The annotations accompanying an assembly are obtained from a variety of sources. The UCSC Genome Bioinformatics Group generates several of the tracks; the remainder are contributed by collaborators at other sites. Each track has an associated description page that credits the authors of the annotation.

For detailed information about the individuals and organizations who contributed to a specific assembly, see the Credits page.



  Comparison of UCSC and NCBI human assemblies
 

Question:
"How do the human assemblies displayed in the UCSC Genome Browser differ from the NCBI human assemblies?

Response:
Recent human assemblies displayed in the Genome Browser (hg10 and higher) are identical to the NCBI assemblies.



  Differences between UCSC and NCBI mouse assemblies
 

Question:
"Is the mouse genome assembly displayed in the UCSC Genome Browser the same as the one on the NCBI website?"

Response:
The mouse genome assemblies featured in the UCSC Genome Browser are the same as those on the NCBI web site with one difference: the UCSC versions contain only the reference strain data (C57BL/6J).
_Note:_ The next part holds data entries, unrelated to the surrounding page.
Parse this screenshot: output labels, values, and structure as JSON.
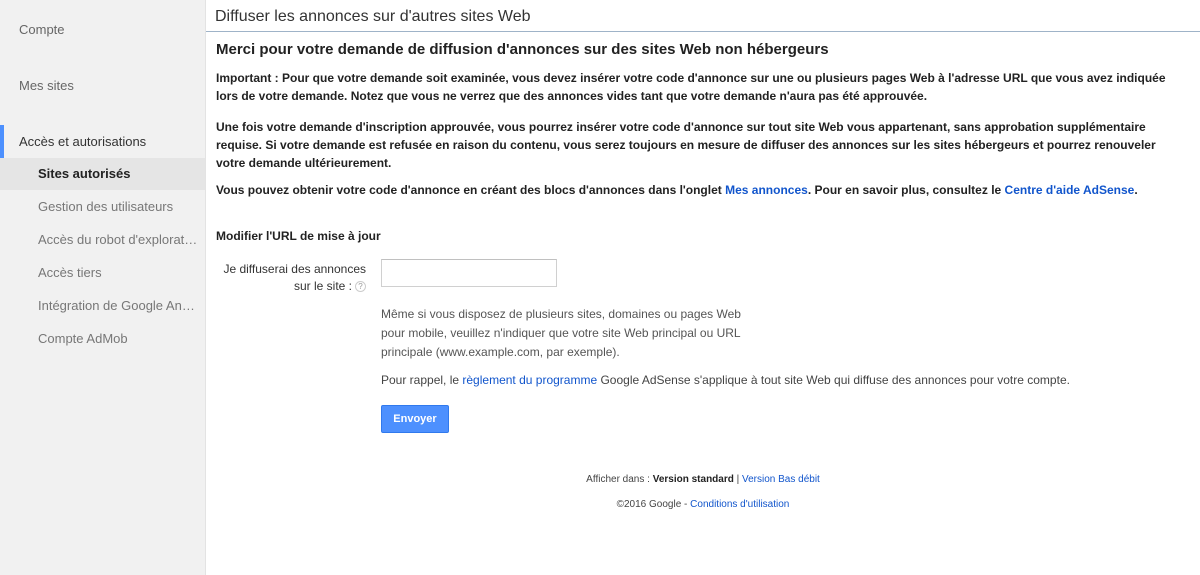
{
  "sidebar": {
    "account": "Compte",
    "my_sites": "Mes sites",
    "section": "Accès et autorisations",
    "items": [
      {
        "label": "Sites autorisés"
      },
      {
        "label": "Gestion des utilisateurs"
      },
      {
        "label": "Accès du robot d'exploration"
      },
      {
        "label": "Accès tiers"
      },
      {
        "label": "Intégration de Google Analytics"
      },
      {
        "label": "Compte AdMob"
      }
    ]
  },
  "header": {
    "title": "Diffuser les annonces sur d'autres sites Web"
  },
  "main": {
    "heading": "Merci pour votre demande de diffusion d'annonces sur des sites Web non hébergeurs",
    "para1": "Important : Pour que votre demande soit examinée, vous devez insérer votre code d'annonce sur une ou plusieurs pages Web à l'adresse URL que vous avez indiquée lors de votre demande. Notez que vous ne verrez que des annonces vides tant que votre demande n'aura pas été approuvée.",
    "para2": "Une fois votre demande d'inscription approuvée, vous pourrez insérer votre code d'annonce sur tout site Web vous appartenant, sans approbation supplémentaire requise. Si votre demande est refusée en raison du contenu, vous serez toujours en mesure de diffuser des annonces sur les sites hébergeurs et pourrez renouveler votre demande ultérieurement.",
    "para3_prefix": "Vous pouvez obtenir votre code d'annonce en créant des blocs d'annonces dans l'onglet ",
    "para3_link1": "Mes annonces",
    "para3_middle": ". Pour en savoir plus, consultez le ",
    "para3_link2": "Centre d'aide AdSense",
    "para3_suffix": ".",
    "update_heading": "Modifier l'URL de mise à jour",
    "field_label": "Je diffuserai des annonces sur le site :",
    "help_icon_glyph": "?",
    "field_value": "",
    "hint": "Même si vous disposez de plusieurs sites, domaines ou pages Web pour mobile, veuillez n'indiquer que votre site Web principal ou URL principale (www.example.com, par exemple).",
    "reminder_prefix": "Pour rappel, le ",
    "reminder_link": "règlement du programme",
    "reminder_suffix": " Google AdSense s'applique à tout site Web qui diffuse des annonces pour votre compte.",
    "submit_label": "Envoyer"
  },
  "footer": {
    "display_prefix": "Afficher dans : ",
    "standard": "Version standard",
    "separator": " | ",
    "low_bandwidth": "Version Bas débit",
    "copyright": "©2016 Google - ",
    "terms": "Conditions d'utilisation"
  },
  "colors": {
    "accent": "#4d90fe",
    "link": "#1155cc",
    "sidebar_bg": "#f1f1f1"
  }
}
NCBI provides data for several additional strains in their builds.



  Accessing older assembly versions
 

Question:
"I need to access an older version of a genome assembly that's no longer listed in the Genome Browser menu. What should I do?"

Response:
In addition to the assembly versions currently available in the Genome Browser, you can access older versions of the browser through our archives. To view an older version, click the Archives link on the Genome Browser home page.



  Frequency of GenBank data updates
 

Question:
"How frequently does UCSC update its databases with new data from GenBank?"

Response:
Daily and weekly incremental updates of mRNA, RefSeq, and EST data are in place for several of the more recent Genome Browser assemblies. Assemblies that are not on an incremental update schedule are updated whenever we load a new assembly or make a major revision to a table.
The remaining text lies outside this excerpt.